Ex-prefeito de Londres e ex-ministro de Relações Exteriores do Reino Unido, Boris Johnson é o político mais bem posicionado para se tornar o novo líder do Partido Conservador e, por tabela, o primeiro-ministro do país. Na primeira etapa desse processo, os deputados conservadores escolherão os seus preferidos entre onze candidatos. Se Johnson for um dos dois finalistas, ele disputará uma eleição interna, em que poderão votar todos os 124 mil membros da agremiação. Nessa segunda fase, prevista para julho, a sua vitória seria certa. A maior parte dos filiados ao Partido Conservador acha que ele é a pessoa certa para sacramentar de vez o Brexit, a saída do país da União Europeia (UE). Na segunda-feira, 3, Boris lançou sua campanha com um vídeo nas redes sociais. “Se eu assumir o posto, vamos sair com ou sem acordo”, promete ele a um eleitor no filme. Na semana passada, o candidato ainda contou com um afago do presidente americano, Donald Trump. “Boris faria um bom trabalho. Ele seria excelente. Gosto dele. Sempre gostei”, disse Trump em entrevista ao jornal inglês The Sun.

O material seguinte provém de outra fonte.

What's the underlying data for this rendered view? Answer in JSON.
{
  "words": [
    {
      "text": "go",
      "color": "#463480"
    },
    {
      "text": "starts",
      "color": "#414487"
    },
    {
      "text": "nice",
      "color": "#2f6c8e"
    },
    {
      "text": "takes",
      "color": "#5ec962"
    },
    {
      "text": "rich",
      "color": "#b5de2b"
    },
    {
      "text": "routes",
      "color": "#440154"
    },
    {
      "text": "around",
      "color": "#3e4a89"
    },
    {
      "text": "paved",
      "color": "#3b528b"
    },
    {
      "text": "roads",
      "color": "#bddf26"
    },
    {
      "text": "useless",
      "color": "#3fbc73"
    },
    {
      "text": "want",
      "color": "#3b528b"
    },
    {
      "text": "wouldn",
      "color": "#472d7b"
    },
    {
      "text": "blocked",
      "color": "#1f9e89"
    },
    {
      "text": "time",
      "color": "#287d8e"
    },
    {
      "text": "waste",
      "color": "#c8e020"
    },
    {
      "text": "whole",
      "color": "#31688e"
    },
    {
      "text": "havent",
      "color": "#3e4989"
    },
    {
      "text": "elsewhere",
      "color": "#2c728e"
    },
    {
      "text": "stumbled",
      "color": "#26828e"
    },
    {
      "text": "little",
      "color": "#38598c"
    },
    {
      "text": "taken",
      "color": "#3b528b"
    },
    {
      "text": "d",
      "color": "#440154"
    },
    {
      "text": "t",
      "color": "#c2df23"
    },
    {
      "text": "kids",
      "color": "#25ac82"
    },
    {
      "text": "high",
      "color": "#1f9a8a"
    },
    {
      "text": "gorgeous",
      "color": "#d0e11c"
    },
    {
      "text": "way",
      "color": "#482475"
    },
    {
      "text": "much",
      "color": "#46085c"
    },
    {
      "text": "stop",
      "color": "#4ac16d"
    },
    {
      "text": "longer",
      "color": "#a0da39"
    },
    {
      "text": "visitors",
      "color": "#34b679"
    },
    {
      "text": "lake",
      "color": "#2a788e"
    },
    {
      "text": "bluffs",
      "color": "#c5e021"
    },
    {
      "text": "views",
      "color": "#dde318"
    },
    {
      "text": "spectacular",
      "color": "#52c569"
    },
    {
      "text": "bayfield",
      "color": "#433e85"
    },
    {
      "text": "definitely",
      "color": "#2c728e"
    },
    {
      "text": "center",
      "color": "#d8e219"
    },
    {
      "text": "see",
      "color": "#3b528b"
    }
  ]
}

O presidente americano, que odeia a União Europeia, também prometeu assinar um grande acordo comercial com o Reino Unido, depois de consumado o Brexit.

A maior parte dos eleitores conservadores não pensaria duas vezes em votar em Boris Johnson. Em geral, eles se deixam encantar pela sua erudição e autenticidade. Johnson foi aluno colégio de elite Eton e estudou clássicos gregos na Universidade Oxford. Fala francês e italiano. Jornalista, escreve textos e discursos com naturalidade. Quando dá declarações, parece dizer o que pensa sem se conduzir pelas orientações de assessores. Seu comportamento excêntrico, para os padrão ingleses, como o costume de chegar atrasado a compromissos, e suas aparições circenses, como a de descer de uma tirolesa para fazer propaganda dos Jogos Olímpicos de 2012, o tornaram uma celebridade. “Como político, ele se sente compelido a tornar as coisas mais interessantes. Ele é um mestre do teatro da política. Vive o momento”, escreveu seu biógrafo Andrew Gimson, no livro “Boris, the Adventures of Boris Johnson”.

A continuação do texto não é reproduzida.